# [Physics] Diffusion Current Calculation Following Ambipolar Transport Equation Solution

homework-and-exercisessemiconductor-physics

In calculating the diffusion current density in a semiconductor in a case where the minority carrier concentration is found via the ambipolar transport equation, is the minority carrier diffusion coefficient used for finding both the electron diffusion current density and the hole diffusion current density?

That is, say, for a p-type semiconductor where the excess minority carrier concentration $\delta_n$ is the solution to the ambipolar transport equation:

$$D' \frac{d^2(\delta_n)}{dx^2}+ \mu'E \frac{d(\delta_n)}{dx}+g-\frac{\delta_n}{\tau_n}=\frac{d(\delta_n)}{dt}$$

where the ambipolar diffusion coefficient and ambipolar mobility $D'$ and $\mu'$
are equal to the minority carrier diffusion coefficient and mobility, $D_n$ and $\mu_n$, respectively.

If one were then to compute the diffusion current densities of electrons and holes, would they both be found using the ambipolar diffusion coefficient $D'=D_{n}$?

$$J_{n|diff}=eD'\frac{d (\delta n) }{dx}$$
and
$$J_{p|diff}=-eD'\frac{d (\delta p) }{dx}$$

This doesn't make intuitive (or intellectual) sense to me but it corresponds to the answer in the back of the book. (Semiconductor Physics and Devices 4th Edition problem 6.19)

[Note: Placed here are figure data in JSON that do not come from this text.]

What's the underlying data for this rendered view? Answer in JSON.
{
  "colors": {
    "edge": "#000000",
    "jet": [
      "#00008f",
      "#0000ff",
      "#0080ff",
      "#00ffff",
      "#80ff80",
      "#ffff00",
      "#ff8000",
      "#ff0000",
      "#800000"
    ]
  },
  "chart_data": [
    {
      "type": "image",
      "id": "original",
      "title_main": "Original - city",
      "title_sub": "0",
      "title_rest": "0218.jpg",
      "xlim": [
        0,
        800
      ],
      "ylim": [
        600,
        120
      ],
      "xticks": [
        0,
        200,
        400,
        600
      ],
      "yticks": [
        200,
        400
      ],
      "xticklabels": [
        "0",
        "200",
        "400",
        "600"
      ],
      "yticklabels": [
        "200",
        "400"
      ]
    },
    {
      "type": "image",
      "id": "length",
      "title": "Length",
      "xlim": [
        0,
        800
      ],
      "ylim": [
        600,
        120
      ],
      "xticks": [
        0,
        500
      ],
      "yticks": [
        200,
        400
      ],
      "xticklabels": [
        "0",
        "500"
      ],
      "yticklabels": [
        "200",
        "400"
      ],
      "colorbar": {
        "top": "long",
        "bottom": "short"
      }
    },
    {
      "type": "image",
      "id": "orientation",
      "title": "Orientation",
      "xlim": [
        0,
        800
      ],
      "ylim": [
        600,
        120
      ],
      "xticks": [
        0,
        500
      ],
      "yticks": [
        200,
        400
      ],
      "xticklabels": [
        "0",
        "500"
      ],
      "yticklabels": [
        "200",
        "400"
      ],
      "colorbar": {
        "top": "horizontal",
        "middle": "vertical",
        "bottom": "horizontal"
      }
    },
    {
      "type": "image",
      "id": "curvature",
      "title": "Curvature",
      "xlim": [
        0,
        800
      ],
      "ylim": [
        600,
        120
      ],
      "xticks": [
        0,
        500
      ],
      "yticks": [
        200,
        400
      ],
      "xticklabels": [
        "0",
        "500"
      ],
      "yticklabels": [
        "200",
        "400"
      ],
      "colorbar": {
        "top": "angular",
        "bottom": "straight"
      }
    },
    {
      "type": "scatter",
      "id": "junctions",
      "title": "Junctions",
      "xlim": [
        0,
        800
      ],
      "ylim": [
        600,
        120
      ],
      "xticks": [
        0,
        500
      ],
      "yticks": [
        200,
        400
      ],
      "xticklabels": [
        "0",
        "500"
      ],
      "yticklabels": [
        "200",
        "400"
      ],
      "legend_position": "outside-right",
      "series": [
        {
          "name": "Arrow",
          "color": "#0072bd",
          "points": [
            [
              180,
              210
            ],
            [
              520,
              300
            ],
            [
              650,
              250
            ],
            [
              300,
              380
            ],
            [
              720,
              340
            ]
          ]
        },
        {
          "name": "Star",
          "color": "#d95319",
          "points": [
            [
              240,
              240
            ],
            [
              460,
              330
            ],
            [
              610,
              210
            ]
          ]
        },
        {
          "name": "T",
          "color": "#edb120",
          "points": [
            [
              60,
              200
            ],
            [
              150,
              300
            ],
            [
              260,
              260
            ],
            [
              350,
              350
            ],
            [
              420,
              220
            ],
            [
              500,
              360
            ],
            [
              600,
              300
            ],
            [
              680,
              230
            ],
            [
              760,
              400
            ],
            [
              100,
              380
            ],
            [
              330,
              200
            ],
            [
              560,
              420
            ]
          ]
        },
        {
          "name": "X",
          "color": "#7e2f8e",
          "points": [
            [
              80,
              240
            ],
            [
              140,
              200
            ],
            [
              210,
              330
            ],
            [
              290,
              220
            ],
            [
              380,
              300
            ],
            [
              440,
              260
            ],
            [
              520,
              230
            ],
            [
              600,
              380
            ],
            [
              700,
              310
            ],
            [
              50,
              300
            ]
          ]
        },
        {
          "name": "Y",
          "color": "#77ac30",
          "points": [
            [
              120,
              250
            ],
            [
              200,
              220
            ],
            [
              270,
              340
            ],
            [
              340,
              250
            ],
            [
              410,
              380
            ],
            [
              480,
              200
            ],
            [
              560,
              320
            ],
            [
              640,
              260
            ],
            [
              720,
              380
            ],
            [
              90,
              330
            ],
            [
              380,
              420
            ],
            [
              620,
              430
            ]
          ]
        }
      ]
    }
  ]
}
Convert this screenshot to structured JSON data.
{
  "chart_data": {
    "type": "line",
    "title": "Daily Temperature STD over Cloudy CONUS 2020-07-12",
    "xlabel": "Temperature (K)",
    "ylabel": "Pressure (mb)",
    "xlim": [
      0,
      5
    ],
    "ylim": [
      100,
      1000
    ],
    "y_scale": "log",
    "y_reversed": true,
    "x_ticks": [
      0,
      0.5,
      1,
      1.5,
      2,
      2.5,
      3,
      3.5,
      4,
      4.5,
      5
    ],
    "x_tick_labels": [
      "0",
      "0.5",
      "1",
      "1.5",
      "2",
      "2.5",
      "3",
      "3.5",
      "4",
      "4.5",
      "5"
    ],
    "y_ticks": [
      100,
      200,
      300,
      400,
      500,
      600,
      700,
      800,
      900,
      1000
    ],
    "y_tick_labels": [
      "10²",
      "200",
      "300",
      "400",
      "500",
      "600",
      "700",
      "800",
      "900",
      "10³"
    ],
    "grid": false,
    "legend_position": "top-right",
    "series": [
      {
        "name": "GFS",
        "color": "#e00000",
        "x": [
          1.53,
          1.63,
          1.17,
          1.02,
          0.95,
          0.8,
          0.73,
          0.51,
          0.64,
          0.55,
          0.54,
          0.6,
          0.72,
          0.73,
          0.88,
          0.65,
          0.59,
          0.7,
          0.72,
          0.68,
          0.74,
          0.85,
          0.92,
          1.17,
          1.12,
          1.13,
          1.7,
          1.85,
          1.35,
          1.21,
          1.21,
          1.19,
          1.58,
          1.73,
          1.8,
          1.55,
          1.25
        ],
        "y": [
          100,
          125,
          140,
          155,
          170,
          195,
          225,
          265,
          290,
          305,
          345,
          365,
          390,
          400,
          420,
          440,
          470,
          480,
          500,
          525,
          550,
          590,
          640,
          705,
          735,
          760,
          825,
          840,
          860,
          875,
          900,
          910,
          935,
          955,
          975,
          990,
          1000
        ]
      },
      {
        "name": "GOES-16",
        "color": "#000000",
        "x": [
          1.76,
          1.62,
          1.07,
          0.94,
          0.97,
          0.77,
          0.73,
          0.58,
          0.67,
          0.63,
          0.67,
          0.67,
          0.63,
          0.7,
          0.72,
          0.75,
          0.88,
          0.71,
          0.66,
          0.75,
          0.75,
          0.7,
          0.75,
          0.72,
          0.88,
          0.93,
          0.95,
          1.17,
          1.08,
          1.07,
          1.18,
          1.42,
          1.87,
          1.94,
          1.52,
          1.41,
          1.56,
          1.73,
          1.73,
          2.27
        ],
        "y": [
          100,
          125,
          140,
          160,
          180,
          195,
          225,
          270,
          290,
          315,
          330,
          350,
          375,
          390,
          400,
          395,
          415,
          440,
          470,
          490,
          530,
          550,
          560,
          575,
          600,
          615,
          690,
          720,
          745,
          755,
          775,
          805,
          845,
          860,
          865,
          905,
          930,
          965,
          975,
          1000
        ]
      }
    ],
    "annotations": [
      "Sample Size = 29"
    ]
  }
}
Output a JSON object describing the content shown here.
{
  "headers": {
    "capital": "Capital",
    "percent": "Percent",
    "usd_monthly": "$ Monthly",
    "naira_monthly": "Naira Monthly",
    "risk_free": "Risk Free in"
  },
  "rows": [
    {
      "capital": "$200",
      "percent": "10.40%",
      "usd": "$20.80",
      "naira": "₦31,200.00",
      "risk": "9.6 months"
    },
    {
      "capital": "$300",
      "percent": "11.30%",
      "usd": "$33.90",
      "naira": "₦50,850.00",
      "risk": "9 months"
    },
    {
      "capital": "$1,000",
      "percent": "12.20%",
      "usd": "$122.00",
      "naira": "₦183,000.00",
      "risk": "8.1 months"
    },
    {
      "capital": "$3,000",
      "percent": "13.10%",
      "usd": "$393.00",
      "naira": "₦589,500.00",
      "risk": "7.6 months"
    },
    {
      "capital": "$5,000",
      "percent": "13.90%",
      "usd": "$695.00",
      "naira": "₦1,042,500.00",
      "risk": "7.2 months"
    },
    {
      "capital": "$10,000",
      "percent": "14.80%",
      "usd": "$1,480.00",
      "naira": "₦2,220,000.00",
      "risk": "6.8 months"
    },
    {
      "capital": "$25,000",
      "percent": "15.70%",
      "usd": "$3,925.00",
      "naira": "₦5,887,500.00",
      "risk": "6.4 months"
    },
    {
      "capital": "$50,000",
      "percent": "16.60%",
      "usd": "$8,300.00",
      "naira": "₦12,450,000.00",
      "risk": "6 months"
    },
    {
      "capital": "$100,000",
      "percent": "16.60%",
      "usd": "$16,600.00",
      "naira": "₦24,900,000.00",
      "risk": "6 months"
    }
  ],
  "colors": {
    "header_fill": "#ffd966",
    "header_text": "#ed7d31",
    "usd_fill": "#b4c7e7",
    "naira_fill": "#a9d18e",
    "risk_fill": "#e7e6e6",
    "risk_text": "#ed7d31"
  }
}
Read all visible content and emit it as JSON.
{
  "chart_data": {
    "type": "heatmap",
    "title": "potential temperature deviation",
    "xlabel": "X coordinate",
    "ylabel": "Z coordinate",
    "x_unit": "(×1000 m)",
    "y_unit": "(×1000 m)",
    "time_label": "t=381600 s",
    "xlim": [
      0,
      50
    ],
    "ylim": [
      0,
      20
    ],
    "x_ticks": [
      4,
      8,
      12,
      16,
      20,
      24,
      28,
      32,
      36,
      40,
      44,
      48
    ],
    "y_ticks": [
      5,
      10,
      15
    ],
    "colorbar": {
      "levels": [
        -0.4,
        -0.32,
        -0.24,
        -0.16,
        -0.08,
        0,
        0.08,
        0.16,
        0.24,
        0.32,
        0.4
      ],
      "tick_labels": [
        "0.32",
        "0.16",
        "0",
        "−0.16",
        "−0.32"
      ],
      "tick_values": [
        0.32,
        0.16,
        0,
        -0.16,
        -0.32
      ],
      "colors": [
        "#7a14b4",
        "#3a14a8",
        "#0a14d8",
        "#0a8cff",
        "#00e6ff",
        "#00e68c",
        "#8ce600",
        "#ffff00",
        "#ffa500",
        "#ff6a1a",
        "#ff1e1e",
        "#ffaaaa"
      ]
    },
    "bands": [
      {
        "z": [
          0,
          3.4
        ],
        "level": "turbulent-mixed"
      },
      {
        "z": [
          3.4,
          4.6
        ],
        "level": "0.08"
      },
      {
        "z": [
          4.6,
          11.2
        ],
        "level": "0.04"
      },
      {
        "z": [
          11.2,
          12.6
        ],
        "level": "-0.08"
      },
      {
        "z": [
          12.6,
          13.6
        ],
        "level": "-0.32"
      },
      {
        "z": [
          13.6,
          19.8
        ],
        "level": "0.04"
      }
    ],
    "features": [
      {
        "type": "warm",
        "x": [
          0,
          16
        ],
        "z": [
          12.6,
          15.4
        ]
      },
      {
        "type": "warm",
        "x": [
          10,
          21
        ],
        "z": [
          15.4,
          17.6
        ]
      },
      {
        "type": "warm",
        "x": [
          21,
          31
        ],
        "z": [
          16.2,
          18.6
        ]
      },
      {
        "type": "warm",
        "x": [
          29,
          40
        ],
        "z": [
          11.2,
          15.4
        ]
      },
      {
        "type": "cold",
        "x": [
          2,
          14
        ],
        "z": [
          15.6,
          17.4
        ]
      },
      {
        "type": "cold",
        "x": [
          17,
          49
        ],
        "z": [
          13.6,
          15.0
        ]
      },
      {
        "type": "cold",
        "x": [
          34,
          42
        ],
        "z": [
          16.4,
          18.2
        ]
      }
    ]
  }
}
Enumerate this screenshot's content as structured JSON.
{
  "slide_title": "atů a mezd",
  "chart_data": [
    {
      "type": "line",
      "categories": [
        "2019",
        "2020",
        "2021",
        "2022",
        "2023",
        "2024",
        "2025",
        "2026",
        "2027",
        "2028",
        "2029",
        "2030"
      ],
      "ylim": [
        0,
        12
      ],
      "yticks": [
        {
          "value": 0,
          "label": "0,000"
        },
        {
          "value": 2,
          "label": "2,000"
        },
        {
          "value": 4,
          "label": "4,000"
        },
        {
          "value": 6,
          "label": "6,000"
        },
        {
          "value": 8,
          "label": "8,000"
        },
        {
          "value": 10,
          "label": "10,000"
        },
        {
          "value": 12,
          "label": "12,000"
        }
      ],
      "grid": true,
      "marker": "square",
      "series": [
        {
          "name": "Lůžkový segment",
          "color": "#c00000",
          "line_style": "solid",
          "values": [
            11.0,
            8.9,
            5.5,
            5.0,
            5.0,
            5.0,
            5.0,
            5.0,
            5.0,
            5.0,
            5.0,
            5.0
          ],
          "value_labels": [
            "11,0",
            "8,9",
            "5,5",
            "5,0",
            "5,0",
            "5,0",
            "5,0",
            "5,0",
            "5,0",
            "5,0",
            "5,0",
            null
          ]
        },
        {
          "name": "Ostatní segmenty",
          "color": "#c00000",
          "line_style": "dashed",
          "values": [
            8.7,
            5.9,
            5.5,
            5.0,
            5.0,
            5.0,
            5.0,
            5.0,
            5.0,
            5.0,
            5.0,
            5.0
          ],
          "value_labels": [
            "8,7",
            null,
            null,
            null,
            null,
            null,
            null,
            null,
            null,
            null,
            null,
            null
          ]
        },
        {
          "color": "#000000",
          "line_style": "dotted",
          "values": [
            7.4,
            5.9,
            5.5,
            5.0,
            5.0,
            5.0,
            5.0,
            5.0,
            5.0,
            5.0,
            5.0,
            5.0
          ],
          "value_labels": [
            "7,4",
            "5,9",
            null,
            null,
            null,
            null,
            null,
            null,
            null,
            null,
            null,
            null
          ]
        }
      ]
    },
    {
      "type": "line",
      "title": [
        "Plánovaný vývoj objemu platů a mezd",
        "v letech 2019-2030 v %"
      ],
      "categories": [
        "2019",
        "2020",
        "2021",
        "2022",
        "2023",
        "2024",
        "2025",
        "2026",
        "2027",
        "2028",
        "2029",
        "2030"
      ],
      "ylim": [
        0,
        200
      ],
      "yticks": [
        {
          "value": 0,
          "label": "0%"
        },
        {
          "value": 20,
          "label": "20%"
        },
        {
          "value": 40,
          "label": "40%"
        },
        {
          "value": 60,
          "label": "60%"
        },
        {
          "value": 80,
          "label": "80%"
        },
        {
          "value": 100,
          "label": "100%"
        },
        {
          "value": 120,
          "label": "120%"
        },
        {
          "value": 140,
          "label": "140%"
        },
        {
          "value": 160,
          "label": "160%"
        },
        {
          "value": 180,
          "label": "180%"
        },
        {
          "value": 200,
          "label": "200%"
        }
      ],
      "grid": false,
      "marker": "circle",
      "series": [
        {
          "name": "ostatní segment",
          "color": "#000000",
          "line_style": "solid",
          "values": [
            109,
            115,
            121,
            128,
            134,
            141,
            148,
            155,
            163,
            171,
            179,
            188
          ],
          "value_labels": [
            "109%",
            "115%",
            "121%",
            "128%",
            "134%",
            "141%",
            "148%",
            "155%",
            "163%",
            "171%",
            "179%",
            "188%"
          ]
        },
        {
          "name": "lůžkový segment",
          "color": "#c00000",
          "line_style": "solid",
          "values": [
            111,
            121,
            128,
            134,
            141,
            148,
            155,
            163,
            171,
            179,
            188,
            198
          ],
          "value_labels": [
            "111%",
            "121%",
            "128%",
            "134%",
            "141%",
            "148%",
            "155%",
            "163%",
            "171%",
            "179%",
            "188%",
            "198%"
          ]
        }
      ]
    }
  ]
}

What would make sense to me is the electron and hole diffusion current densities being found with their respective diffusion coefficients:

$$J_{n|diff}=eD_n\frac{d (\delta n) }{dx}$$
and
$$J_{p|diff}=-eD_p\frac{d (\delta p) }{dx}$$

where $\frac{d (\delta n) }{dx}=\frac{d (\delta p) }{dx}$

but maybe there's something going on when excess carriers are involved that I'm not keen on. Is this the case?

Am I right or is the book? If the book is right, why?